Apenas a título de exemplo, refere-se o artigo 370º do Código Penal – crime de prevaricação cometido por advogado ou solicitador – “que intencionalmente prejudicar causa entregue ao seu patrocínio” ou “que na mesma causa advogar ou exercer solicitadoria relativamente a pessoas cujos interesses estejam em conflito com intenção de atuar em benefício ou prejuízo de alguma delas”. Estes profissionais que assim procedem, ao não defender os interesses dos seus constituintes para que foram mandatados, não exercem a sua atividade com lealdade e isenção; desta forma, abusam da confiança dos seus constituintes, cometem um crime, devem ser sancionados, não sendo dignos da profissão. Na nossa comarca, em mais de quarenta anos de lides forenses, nunca ocorreu qualquer julgamento pela prática deste crime.
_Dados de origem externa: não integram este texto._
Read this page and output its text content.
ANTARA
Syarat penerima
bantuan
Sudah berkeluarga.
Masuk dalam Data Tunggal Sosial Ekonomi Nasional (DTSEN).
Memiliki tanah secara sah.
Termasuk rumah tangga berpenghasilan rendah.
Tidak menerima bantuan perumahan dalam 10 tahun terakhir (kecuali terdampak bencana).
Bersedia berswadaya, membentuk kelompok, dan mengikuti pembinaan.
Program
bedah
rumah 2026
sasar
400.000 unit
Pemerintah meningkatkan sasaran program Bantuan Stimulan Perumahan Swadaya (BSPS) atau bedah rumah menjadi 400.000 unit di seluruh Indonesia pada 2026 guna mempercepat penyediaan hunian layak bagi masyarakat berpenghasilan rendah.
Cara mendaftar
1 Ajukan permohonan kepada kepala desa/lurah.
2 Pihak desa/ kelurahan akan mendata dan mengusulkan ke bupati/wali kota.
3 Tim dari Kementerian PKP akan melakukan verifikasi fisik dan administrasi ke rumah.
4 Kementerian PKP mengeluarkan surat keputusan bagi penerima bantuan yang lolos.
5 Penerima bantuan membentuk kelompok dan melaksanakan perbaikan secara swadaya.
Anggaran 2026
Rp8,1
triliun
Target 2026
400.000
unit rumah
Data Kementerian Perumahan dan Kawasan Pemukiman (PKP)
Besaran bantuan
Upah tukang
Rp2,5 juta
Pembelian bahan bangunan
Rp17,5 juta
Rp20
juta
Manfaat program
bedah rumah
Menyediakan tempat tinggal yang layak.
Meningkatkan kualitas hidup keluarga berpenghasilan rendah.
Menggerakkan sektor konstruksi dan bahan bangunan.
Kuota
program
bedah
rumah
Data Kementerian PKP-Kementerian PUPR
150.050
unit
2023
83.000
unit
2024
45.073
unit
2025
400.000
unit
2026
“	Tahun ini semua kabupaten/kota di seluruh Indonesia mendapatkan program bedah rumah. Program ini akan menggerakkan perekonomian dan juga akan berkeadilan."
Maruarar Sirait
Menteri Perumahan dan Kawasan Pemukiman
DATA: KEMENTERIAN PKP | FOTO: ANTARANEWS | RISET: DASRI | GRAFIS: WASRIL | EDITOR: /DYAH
A prática do crime de prevaricação é muito antiga e a condenação dos seus autores conhecida desde as primeiras leis escritas da humanidade, estando associada à prática negligente do exercício de certas profissões ou atividades; por simples curiosidade, apenas se refere dois preceitos do código de Hamurabi (1700 anos AC), para se ter ideia da forma como eram castigados certos profissionais com altos cargos e responsabilidades sociais que não cumpriam as suas obrigações:
 - Artigo 5º: - se um juiz dirige um processo e profere uma sentença por escrito, se mais tarde o processo se demonstrar errado e aquele juiz no processo que dirigiu, é convencido de ser a causa do erro, ele deverá pagar doze vezes a pena que era estabelecida naquele processo e se deverá publicamente expulsá-lo da sua carreira de juiz. Nem deverá ele voltar a funcionar de novo como juiz em um processo. - Artigo 229º: - se um arquiteto constrói para alguém uma casa e não o faz solidamente e a casa que ele construiu cair e fere de morte o seu proprietário, esse arquiteto deverá ser morto. No primeiro caso, está em causa a nobreza e a dignidade da pessoa que tem por missão aplicar as leis com isenção e sabedoria; o juiz que não tinha estas qualidades não merecia ser juiz e era expulso. No segundo caso, o arquiteto que por negligência ou desconhecimento não aplicou as técnicas da construção de edifícios e, se daí resultou a morte, aplica-se a talis (lei de talião), tal crime tal castigo, o “ olho por olho” como referi na anterior crónica. Claro que a sanção seria sempre aplicada por um juiz depois da tramitação do respetivo processo onde o infrator se podia defender.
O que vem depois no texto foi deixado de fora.